Every process carries a certain amount of risk. Pericardiocentesis carries the following risks:

  • Puncture of the heart, which may require surgery
  • Injury to the liver
  • Excessive bleeding puts a strain on the heart and hinders its ability to function normally.
  • There is air in the chest cavity
  • infection
  • Abnormal heartbeats (which in rare cases can cause death)
  • Fluid in the lungs due to heart failure (rare)

There is also the possibility of the fluid around the heart building up again. If this happens, the patient may need to repeat the treatment or have all or part of the pericardium removed.

What does an abnormal result of a pericardiocentesis mean?

The doctor may be able to pinpoint the cause of fluid retention. Discuss the results with the doctor to determine the significance and whether the condition may return. Doctors can guide patients through the treatment options.
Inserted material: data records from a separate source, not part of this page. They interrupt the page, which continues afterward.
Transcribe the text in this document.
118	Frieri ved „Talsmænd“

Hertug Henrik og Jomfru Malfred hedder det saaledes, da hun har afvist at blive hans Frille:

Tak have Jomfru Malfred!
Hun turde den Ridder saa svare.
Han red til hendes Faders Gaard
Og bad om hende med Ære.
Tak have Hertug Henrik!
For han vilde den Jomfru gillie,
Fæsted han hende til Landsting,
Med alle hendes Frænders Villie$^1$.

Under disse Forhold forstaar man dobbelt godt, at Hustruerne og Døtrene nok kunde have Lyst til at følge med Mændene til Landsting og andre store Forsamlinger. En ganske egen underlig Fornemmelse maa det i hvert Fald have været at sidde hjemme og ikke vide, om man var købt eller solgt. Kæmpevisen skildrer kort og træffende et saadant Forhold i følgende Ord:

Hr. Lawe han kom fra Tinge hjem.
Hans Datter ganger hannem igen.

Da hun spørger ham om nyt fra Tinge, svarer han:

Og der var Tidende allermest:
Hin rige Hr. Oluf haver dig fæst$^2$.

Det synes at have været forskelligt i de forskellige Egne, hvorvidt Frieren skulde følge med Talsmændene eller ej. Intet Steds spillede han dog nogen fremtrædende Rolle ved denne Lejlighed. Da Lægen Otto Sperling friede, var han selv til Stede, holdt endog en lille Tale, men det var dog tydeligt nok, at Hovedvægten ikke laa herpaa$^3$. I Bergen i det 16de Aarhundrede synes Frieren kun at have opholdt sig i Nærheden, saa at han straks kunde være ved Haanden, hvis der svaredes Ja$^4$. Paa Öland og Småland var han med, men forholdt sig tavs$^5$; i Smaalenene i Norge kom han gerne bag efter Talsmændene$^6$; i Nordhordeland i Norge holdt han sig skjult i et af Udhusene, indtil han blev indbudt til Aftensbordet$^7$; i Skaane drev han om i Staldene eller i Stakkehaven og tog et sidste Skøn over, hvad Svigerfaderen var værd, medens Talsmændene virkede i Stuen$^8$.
What to expect after the procedure?

After the procedure, the patient can resume normal activities. The doctor usually advises not to exercise for a while. Call the doctor if the patient develops a fever, increased drainage or bleeding from the needle insertion site, chest pain, or other serious symptoms. Follow the healthcare provider’s advice for medications, exercise, diet, and wound care. After pericardiocentesis, many people report that their symptoms have improved.

Conclusion

Pericardiocentesis is a life-saving procedure. The procedure relieves the heart of the pressure of the excess fluid around it and allows the heart to pump normally.